For the first several years, The AP-NORC Center’s surveys relied on random digit dialing, a rigorous but increasingly costly methodology. With the launch of NORC’s AmeriSpeak Panel in 2015, AP-NORC could gather data rapidly at lower cost, allowing it to meet the need for survey research on more topical issues. The first was a survey of views on law enforcement, race, and violence.

This approach allowed The AP-NORC Center to expand its partnerships, including working with faculty at the University of Chicago to study a range of pressing issues. In 2016, The AP-NORC Center teamed up with the Energy Policy Institute at the University of Chicago (EPIC) for several studies unpacking climate change attitudes and assessing Americans’ willingness to pay for energy. The Harris School of Public Policy and AP-NORC tackle issues from the gig economy to Americans’ priorities for the health care system in studies that both generate unique data for academic study and provide new perspectives on issues for data-driven journalism.

As it approaches its 10th anniversary, The AP-NORC Center’s most recent projects include surveys of vaccine trust and hesitancy, views on the priorities and leadership of the Democratic and Republican parties, the latest installment of the Center’s long-running Media Insight Project, which studies trust in and consumption of news media, and the COVID Impact Survey Project, conducted with the Data Foundation.

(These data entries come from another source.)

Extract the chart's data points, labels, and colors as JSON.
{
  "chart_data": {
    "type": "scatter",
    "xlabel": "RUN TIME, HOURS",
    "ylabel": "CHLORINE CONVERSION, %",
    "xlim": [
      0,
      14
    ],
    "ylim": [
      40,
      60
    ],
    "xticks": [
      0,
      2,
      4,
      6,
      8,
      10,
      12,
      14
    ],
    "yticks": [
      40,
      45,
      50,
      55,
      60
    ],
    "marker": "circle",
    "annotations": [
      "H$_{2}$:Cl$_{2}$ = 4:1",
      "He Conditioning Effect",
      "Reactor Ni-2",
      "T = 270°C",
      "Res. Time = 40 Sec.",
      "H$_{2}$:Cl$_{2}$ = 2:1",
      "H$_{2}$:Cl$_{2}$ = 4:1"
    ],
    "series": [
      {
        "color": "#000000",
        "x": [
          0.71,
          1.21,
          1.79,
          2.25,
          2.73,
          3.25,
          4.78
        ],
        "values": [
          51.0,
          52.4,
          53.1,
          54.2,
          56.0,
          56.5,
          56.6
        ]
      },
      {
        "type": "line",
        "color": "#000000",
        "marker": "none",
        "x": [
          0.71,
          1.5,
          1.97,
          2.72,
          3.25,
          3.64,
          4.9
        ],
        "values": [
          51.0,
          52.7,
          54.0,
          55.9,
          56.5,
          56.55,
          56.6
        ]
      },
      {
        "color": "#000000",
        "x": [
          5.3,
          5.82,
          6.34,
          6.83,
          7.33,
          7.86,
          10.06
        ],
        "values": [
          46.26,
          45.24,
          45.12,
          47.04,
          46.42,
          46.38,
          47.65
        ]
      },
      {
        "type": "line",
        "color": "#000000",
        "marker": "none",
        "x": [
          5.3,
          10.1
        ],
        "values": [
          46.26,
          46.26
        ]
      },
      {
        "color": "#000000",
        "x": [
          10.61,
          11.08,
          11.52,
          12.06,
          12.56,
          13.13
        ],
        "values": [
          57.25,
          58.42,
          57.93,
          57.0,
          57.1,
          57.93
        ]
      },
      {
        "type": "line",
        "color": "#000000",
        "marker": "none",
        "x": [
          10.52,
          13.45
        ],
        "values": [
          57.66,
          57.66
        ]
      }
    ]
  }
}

Innovating methods to understand the American electorate

Changes in voting behavior, including the growing adoption of early voting and voting by mail, and voters’ declining willingness to engage with pollsters, have made traditional exit polling less accurate. In response, The AP-NORC Center developed AP VoteCast, a comprehensive, probability-based voter survey. VoteCast uses a combination of online and telephone surveys that ask about a range of policy issues as well as voting intention. The surveys are conducted with more than 100,000 voters in every state in the week before an election. After years of testing, AP VoteCast debuted successfully in 2018 and has since become the new standard of election surveys. Constantly improving its methodology, AP VoteCast continues to deliver reliable information on what drives the choices of different segments of the electorate and has been adopted by Fox News, NPR, PBS NewsHour, Univision News, USA Today Network, and The Wall Street Journal.

Looking to the future

The AP-NORC Center enters its second decade committed to expanding its funder base and subject matter portfolio as it responds to emerging issues with rigorous, journalism-ready data and analysis. In the process, we hope our efforts help rebuild public trust in survey research and data-informed journalism.